# Two exercises about real numbers

• Apr 16th 2012, 12:50 PM
osodud
Hello!!

1.- Let $a,b,c$ be real positive numbers and $abc = 1$

Prove that: $\displaystyle\frac{a}{(a+1)(b+1)} + \displaystyle\frac{b}{(b+1)(c+1)} + \displaystyle\frac{c}{(a+1)(c+1)} \geq{\displaystyle\frac{3}{4}}$
Hint: $\sqrt[ ]{xy} \leq{\displaystyle\frac{x+y}{2}}$

2.- Let $a,b,c$ be real positive numbers and $a+b+c = 1$

Prove that: $(\displaystyle\frac{1}{b} + 1)$ $(\displaystyle\frac{1}{b} + 1)$ $(\displaystyle\frac{1}{c} + 1)$ $\geq{64}$

Thanks a lot!!
• Apr 17th 2012, 02:19 AM
a tutor
Re: Two exercises about real numbers
Hi.
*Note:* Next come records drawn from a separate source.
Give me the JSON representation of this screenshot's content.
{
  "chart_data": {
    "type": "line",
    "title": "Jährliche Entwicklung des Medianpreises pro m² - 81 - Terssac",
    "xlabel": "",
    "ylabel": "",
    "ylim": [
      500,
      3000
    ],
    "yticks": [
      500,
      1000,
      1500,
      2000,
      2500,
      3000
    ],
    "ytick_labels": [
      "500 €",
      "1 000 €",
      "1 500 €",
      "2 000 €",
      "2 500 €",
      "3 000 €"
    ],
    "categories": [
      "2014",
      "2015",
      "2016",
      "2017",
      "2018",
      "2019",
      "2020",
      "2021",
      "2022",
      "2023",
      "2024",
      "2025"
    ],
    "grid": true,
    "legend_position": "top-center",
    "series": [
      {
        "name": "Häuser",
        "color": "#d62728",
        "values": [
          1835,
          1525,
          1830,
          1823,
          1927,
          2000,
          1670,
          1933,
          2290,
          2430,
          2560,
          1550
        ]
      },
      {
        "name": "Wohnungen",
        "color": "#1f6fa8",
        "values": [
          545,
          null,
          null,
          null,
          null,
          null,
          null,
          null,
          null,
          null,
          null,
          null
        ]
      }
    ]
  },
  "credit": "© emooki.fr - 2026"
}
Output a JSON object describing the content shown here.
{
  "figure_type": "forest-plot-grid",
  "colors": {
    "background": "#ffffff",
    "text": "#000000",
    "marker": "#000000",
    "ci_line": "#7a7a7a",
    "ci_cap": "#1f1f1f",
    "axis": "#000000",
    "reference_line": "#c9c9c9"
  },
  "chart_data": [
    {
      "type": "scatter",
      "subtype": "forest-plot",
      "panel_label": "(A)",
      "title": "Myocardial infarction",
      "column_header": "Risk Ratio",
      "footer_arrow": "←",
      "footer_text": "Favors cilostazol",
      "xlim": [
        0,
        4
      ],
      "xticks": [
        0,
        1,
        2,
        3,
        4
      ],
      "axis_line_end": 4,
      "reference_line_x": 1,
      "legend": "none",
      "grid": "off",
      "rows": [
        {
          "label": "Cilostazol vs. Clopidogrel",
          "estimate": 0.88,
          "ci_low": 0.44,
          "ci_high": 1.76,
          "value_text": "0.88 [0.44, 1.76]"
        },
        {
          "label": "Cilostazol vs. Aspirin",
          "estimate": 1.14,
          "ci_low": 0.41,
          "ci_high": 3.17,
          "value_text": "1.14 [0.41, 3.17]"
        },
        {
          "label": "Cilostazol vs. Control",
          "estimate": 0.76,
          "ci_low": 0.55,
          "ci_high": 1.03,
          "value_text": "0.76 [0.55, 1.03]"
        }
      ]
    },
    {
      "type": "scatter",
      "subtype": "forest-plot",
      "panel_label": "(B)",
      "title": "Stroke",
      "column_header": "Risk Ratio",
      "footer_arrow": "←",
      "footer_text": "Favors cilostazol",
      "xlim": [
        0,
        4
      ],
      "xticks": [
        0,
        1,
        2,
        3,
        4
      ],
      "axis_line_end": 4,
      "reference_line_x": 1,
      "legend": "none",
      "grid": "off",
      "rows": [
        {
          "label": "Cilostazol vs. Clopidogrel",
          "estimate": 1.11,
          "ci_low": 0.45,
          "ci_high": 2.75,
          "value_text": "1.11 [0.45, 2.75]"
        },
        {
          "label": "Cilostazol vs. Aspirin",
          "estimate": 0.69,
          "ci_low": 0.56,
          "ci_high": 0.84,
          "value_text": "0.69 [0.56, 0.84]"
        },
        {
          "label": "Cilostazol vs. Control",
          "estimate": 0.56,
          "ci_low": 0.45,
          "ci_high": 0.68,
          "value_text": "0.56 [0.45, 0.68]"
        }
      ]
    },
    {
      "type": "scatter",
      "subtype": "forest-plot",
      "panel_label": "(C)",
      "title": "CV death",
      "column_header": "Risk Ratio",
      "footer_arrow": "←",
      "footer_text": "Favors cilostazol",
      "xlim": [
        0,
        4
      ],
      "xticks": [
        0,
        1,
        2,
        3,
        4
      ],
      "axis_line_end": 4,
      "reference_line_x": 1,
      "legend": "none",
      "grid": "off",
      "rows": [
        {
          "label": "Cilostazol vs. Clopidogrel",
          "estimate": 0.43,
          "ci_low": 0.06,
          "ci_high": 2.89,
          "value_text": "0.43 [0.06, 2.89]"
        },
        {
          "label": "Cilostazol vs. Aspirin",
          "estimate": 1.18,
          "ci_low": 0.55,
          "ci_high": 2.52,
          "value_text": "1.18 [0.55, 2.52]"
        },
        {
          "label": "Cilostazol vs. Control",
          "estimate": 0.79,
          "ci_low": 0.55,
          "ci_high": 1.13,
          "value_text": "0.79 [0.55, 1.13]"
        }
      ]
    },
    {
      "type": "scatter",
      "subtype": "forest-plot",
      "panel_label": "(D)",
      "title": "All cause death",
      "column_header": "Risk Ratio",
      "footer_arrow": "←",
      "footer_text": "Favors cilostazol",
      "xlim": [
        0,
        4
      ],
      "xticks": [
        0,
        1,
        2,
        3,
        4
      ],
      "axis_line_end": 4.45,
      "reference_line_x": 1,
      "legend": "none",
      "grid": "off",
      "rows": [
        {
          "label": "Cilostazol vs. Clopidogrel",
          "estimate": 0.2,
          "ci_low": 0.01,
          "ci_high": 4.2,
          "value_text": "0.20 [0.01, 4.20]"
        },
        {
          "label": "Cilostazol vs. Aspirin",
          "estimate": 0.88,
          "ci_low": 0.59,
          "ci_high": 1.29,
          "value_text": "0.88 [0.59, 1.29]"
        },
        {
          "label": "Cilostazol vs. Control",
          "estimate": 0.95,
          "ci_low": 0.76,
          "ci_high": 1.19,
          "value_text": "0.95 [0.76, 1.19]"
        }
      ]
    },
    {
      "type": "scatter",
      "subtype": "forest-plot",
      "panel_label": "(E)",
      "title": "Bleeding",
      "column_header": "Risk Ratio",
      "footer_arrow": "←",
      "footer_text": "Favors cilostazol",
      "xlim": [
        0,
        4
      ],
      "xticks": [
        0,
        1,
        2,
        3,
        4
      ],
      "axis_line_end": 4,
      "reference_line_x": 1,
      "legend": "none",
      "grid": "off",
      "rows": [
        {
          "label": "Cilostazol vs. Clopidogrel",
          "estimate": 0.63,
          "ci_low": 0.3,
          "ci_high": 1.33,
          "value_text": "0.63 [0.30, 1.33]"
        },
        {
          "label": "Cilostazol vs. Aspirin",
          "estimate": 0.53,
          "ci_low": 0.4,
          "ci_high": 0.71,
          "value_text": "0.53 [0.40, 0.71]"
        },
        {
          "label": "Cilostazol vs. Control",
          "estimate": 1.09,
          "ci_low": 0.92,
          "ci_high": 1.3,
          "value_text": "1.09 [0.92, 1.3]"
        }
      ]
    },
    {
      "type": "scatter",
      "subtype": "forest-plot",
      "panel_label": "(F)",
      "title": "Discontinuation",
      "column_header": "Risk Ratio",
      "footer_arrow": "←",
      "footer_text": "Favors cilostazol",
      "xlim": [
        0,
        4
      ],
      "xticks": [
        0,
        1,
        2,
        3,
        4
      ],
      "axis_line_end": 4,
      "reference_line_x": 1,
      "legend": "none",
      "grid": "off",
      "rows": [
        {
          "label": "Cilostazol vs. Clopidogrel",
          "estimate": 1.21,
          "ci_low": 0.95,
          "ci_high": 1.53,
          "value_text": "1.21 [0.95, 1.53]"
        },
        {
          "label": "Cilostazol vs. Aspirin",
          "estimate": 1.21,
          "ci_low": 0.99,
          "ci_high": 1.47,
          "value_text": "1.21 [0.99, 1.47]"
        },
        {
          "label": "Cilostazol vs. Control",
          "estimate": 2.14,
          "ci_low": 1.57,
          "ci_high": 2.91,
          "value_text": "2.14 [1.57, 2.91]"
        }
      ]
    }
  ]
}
I worked from the inequality towards something I know is true and then rewrote the proof in the correct direction.

It's a bit clumsy but here's how I started.

$(a-1)^2\ge 0$

similar for b and c.

$(a-1)^2\ge 0 \Rightarrow a+\frac{1}{a}\ge 2$

add three of those together to get $a+\frac{1}{a}+b+\frac{1}{b}+c+\frac{1}{c}\ge 6$

Now add 2 to both sides and ask yourself what is another way to write $\frac{1}{a}$ etc and what is another way to write 1?

I'm a bit rushed just now.

Ask if you need more hints.
• Apr 17th 2012, 10:02 PM
osodud
Re: Two exercises about real numbers
• Apr 17th 2012, 11:39 PM
a tutor
Re: Two exercises about real numbers
$a+\frac{1}{a}+b+\frac{1}{b}+c+\frac{1}{c}\ge 6$

$a+\frac{1}{a}+b+\frac{1}{b}+c+\frac{1}{c}+2\ge 8$

Now, using the fact that abc=1..

$a+bc+b+ac+c+ab+abc+1\ge 8$

Now factorise the left hand side,

$(a+1)(b+1)(c+1)\ge8$

and then rearrange a little,

$1-\frac{2}{(a+1)(b+1)(c+1)}\ge\frac{3}{4}$.

Nearly there...